Rami Rahim: Yes, I’d be happy to. So for 400-gig there’s been 100 new wins between Service Providers and Cloud providers since our last update, which was a quarter ago. In terms of competitive landscape, it’s always been a competitive environment. I believe that we have real strength, experience and know-how, especially in the WAN for service providers and hyperscale cloud providers where we can leverage our existing footprint in order to basically understand the specific feature by feature requirements and do sort of incremental upgrades to 400 gig. But we’re actually also seeing some really promising success, if you will, in the cloud-ready data center space, and they basically inside the data center switching fabric with 120 cumulative total 400-gig data center wins now and I do believe that we’re in the early innings right now.
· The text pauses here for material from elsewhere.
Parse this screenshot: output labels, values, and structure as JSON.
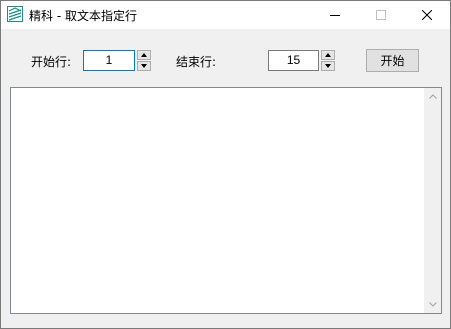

I get this question quite a bit, where I know it feels like we’ve been talking about the 400-gig opportunity for a while. But actually, it’s still early periods because there’s sort of this time period in the early part of any new Ethernet speed inflection point that starts with the introduction of optics, the optics have to become cost-effective. Then the project need to actually start to kick in. There’s a testing period and there is a deployment period. I actually think that we’re sort of right now in the early stages of that growth, and I do believe that it’s going to be a wonderful opportunity for us, especially in SP and Cloud.
Operator: This completes the — absolutely. Last question is coming from Fahad Najam with Loop Capital.
Fahad Najam: I hate to go back to the topic of order normalization. Can you maybe help us maybe add a dimension of where lead times are? And should we expect as lead times now, customers will place orders as they normalize. Any indication on how lead times are trending? And then I have another question on what you’re seeing on the broader market in terms of demand trends. You cited some macroeconomic challenges. Is it more pertaining to site segments like high tech or is it more broad? Any color there would be also very helpful.
Rami Rahim: Let me start with the second part, and then I’ll hand it over to you, Ken, for the first part. When we say some uncertainty that’s out there, it’s really more in conversations we’re having with customers, the scrutiny that they’re placing on budgets. There have been some, a few project push-outs, no cancellations really. But despite that, I think that there are plenty of reasons for us to be optimistic. The strategic importance of the network, digital transformation projects, the 400-gig opportunity that I just talked about, our Enterprise momentum that I think, in many ways, is unique to Juniper because of the differentiation, especially in artificial intelligence that we have and then the backlog that we’re sitting on. Ken?
Ken Miller: Yes, from a lead time perspective, it’s hard to get specific because the reality is all products have different lead times. But the range really is from 30 days to upwards of 9 months, even 12 months in some cases. One way to look at it would be our overall backlog. If you just went on a FIFO basis, we have roughly two quarters of backlogs. So lead times on average roughly six months as one might look at it and it’s down a bit from where we entered the quarter. So we are seeing some improvements there.
Jess Lubert: Thank you, everyone, for your time. That concludes today’s call.
Operator: Thank you, gentlemen. This concludes today’s conference, and you may disconnect your lines at this time. Thank you for your participation.